With no authority to require better cybersecurity for the entire software industry, the White House has tasked CISA with prodding companies to commit to voluntary improvements. That effort began last April with the publication of specific recommendations for incorporating cybersecurity into the product design, development, and configuration process. CISA consulted with the tech industry and the security research community on refinements to that document and released an updated version last October. At around the same time, CISA announced that it had obtained Secure by Design commitments from six major K-12 educational technology vendors. That move, while limited to one industry, signaled CISA’s clear desire to convert its guidance into public corporate pledges.
“It has long been our goal … to move from just the white papers and the guidance to get companies to say, ‘Yes, we agree, and here’s what we're doing,’” Goldstein says. “The pledge really is that concrete manifestation of the guidance that we’ve been developing for a year.”

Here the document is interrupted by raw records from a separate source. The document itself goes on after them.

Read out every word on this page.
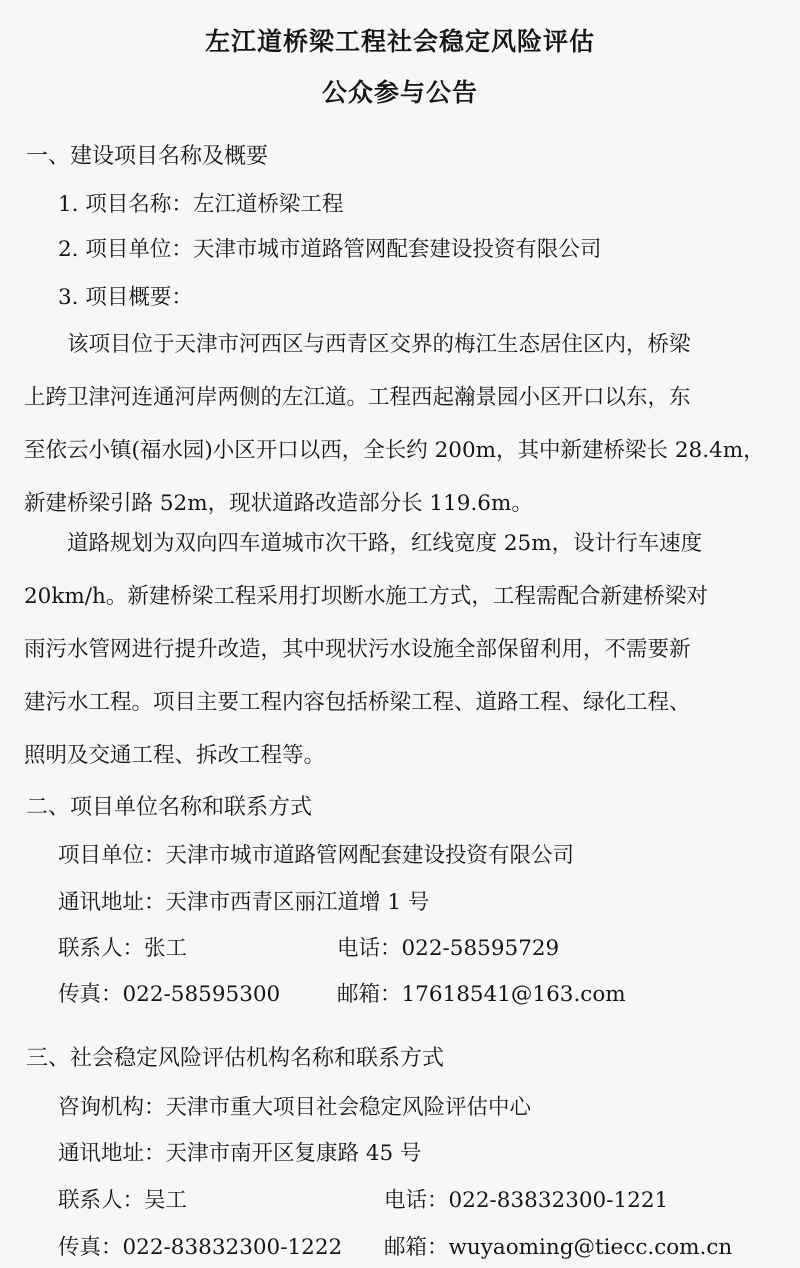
左江道桥梁工程社会稳定风险评估
公众参与公告
一、建设项目名称及概要
1. 项目名称：左江道桥梁工程
2. 项目单位：天津市城市道路管网配套建设投资有限公司
3. 项目概要：
　　该项目位于天津市河西区与西青区交界的梅江生态居住区内，桥梁
上跨卫津河连通河岸两侧的左江道。工程西起瀚景园小区开口以东，东
至依云小镇(福水园)小区开口以西，全长约 200m，其中新建桥梁长 28.4m，
新建桥梁引路 52m，现状道路改造部分长 119.6m。
　　道路规划为双向四车道城市次干路，红线宽度 25m，设计行车速度
20km/h。新建桥梁工程采用打坝断水施工方式，工程需配合新建桥梁对
雨污水管网进行提升改造，其中现状污水设施全部保留利用，不需要新
建污水工程。项目主要工程内容包括桥梁工程、道路工程、绿化工程、
照明及交通工程、拆改工程等。
二、项目单位名称和联系方式
项目单位：天津市城市道路管网配套建设投资有限公司
通讯地址：天津市西青区丽江道增 1 号
联系人：张工	电话：022-58595729
传真：022-58595300	邮箱：17618541@163.com
三、社会稳定风险评估机构名称和联系方式
咨询机构：天津市重大项目社会稳定风险评估中心
通讯地址：天津市南开区复康路 45 号
联系人：吴工	电话：022-83832300-1221
传真：022-83832300-1222 邮箱：wuyaoming@tiecc.com.cn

But the efficacy of the voluntary pledge remains to be seen. “Pledging companies will self-assess and self-report,” says Katie Moussouris, CEO and founder of Luta Security, “so only time will tell if they’ve effectively applied the measures and if the pledge proved to be an effective accountability mechanism.”
Miller says he expects the pledge to keep companies accountable because of the potential legal consequences of neglecting promised improvements. In the meantime, government officials are counting on customers to pressure vendors to both sign and abide by the pledge.
“Right now, we see the demand for safe and secure products to really be significant,” Goldstein says. “We think that … customer demand will drive that progress for us.”